Navidad y Festivales




Durante muchos años, Alberto, el Negro y yo, siempre asociamos a la Navidad con el concurso de Belenes de Navidad. Tanto que luego, ya mayores, hemos seguido yendo todos los años, siempre que los estudios o el trabajo nos lo han permitido.

Cada Navidad, en Tajamar, se establecía un concurso de belenes. Las clases competían entre sí, desde los 5 a 17 años, es decir, desde el primer curso hasta el penúltimo. Cada año el motivo debía ser distinto al anterior y se establecían belenes “temáticos” aunque entonces no sabíamos que significaba palabra tan vacía. Simplemente, los profesores, al dar rienda suelta a la imaginación de los alumnos, conseguían que pasásemos de los belenes tradicionales de figuritas pintadas y casas más o menos parecidas a la Palestina del año 3 D.C a belenes “Vaquero”, “Galáctico”, “de sombras”, “Internacional”, “Submarino”, etc. Y así, el Niño Jesús podía aparecer, sonrosadito en su cuna, vestido de piel roja, dentro de una nave espacial o en el fondo del mar, siendo adorado por los peces que, como todo el mundo sabe, no hacen más que beber y beber en estas circunstancias.

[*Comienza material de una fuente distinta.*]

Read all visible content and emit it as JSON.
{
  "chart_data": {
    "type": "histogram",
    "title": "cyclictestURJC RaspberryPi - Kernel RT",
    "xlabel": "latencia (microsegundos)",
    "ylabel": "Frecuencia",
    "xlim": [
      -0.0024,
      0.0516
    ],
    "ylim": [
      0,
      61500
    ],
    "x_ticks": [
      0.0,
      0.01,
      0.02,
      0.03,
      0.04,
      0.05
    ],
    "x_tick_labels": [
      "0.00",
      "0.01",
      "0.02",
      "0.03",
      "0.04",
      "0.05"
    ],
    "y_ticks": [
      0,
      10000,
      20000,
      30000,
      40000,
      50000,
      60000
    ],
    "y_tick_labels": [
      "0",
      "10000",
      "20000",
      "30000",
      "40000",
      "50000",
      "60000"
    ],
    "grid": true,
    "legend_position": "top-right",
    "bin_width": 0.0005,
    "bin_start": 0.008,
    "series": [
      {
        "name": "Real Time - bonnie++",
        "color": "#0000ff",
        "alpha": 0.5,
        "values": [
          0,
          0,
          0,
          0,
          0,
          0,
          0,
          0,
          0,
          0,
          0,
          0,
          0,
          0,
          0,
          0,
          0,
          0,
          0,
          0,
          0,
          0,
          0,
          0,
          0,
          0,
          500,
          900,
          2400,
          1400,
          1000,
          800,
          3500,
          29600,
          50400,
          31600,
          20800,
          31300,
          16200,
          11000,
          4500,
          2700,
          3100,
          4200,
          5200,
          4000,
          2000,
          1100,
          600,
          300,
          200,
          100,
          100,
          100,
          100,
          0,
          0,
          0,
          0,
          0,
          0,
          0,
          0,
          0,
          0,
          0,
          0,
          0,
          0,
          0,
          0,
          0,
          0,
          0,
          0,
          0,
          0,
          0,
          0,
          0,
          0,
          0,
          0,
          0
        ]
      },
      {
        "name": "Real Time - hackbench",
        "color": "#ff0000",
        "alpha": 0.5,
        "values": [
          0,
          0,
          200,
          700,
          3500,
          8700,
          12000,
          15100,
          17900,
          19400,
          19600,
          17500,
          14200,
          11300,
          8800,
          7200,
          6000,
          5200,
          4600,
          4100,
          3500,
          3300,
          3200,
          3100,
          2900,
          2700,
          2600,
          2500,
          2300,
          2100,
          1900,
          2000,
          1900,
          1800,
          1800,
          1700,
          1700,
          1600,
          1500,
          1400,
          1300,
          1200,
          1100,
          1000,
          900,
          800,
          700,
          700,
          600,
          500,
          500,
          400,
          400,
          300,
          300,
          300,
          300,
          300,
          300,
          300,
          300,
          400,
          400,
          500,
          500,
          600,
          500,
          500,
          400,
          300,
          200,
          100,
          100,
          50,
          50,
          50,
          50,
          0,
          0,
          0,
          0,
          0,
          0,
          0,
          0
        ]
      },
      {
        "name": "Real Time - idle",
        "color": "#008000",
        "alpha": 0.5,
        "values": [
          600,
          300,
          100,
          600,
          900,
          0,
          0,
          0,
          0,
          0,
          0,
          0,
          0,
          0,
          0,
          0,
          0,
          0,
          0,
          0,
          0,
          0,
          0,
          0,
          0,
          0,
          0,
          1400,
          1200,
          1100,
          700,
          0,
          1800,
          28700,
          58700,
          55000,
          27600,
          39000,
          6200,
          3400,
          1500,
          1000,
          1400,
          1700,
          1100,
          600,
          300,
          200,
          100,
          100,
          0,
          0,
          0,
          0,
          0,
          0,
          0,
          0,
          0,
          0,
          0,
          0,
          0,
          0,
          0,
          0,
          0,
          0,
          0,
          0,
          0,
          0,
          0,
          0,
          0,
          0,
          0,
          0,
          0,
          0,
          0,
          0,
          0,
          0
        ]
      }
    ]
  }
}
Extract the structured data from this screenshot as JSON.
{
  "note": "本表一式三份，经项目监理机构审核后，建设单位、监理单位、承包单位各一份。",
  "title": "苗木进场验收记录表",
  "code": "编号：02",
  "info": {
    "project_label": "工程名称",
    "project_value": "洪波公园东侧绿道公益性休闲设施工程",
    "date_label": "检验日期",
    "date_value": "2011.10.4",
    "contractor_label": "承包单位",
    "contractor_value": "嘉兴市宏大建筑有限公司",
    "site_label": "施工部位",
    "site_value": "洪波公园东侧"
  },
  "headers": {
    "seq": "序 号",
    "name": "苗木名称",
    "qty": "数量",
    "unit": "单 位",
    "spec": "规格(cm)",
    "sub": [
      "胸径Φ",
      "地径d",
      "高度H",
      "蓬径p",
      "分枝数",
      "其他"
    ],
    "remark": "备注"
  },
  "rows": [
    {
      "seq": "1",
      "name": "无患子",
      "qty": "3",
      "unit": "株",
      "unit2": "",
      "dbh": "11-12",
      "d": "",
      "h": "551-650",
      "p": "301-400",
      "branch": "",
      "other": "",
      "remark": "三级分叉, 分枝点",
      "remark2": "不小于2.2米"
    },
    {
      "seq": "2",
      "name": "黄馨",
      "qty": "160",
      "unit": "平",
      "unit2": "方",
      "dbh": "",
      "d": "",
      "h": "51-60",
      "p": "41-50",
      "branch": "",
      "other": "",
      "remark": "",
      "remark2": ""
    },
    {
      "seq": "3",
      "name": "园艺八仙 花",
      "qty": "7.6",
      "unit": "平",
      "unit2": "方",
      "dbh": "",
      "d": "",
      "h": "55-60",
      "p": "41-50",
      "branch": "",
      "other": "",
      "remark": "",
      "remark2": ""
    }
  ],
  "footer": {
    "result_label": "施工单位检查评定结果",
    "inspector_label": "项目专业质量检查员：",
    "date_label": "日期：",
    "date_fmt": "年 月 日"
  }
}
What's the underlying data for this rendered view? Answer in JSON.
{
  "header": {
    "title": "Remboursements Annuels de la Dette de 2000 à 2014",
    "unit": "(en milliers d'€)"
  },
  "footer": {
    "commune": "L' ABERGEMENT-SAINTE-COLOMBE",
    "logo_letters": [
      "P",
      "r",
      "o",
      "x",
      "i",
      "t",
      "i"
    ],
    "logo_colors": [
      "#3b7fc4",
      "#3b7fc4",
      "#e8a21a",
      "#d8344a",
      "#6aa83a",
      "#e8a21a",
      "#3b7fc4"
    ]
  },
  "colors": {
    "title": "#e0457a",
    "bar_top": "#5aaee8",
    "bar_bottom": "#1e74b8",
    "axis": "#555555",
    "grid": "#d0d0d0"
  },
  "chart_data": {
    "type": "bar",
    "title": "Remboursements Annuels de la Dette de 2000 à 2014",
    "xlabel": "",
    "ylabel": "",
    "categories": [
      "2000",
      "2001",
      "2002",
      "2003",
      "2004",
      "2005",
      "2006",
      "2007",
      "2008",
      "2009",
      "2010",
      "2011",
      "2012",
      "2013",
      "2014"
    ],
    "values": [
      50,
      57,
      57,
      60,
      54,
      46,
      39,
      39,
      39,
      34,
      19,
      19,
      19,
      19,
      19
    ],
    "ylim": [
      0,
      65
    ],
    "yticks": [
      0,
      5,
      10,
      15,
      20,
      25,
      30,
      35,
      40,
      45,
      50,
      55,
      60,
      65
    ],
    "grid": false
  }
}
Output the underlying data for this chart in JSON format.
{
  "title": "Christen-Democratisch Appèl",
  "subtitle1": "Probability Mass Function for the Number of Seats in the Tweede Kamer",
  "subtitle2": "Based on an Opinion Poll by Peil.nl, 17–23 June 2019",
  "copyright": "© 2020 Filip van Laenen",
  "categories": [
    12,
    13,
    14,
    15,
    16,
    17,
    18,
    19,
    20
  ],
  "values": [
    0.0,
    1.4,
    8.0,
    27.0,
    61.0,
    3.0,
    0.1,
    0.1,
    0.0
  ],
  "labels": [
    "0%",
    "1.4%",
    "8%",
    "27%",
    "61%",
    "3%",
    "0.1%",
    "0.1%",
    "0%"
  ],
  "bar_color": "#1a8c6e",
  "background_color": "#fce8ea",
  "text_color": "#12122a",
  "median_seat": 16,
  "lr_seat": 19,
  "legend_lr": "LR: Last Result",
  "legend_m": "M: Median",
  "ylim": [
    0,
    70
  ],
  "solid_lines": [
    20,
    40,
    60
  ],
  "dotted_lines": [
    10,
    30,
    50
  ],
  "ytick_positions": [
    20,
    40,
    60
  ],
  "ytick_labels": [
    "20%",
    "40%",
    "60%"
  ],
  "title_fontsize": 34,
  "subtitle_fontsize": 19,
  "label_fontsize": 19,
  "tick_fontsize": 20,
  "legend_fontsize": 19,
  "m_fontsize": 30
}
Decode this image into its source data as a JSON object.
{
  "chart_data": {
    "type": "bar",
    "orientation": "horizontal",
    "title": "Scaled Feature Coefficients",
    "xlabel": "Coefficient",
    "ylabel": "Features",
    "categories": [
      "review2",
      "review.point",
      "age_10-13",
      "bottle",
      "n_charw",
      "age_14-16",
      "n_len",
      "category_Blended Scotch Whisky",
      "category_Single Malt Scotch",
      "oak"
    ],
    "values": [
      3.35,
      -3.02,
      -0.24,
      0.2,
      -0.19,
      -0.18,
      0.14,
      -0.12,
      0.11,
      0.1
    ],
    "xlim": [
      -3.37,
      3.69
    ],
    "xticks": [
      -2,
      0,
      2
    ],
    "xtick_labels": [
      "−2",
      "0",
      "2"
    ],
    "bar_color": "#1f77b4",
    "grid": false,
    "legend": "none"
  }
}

También se daban casos de belenes clásicos, aburridillos, digamos. Solían ser fruto de un profesor encargado de curso que reflejaba su gris personalidad en el belén; así, las figuritas estaban bien hechas, pero se habían hecho con un molde; las típicas casas judías, encaladas en blanco, de una planta, eran sencillamente perfectas porque las habían hecho los padres de los alumnos. Estos belenes solían despertar poca curiosidad entre los asistentes a la fiesta de belenes. Todo lo más un “Stá bien… ¿no?” “Psché, ¿no lo hicieron ya el año pasado?”. Porque se podía hacer un belén sin demasiadas fantasías, pero con gracia: por ejemplo, un clásico como el típico belén viviente, con escenas del Evangelio, pero en el que el papel de la Virgen María en la Anunciación lo representa el chaval de la clase que hace lanzamiento de peso, con unos brazos como jamones, es el primero al que le ha salido el bigote tipo peluche y tiene la voz más grave que su padre que además engola al decir aquello de: “¿Y como podrá ser, si no conozco varón?”.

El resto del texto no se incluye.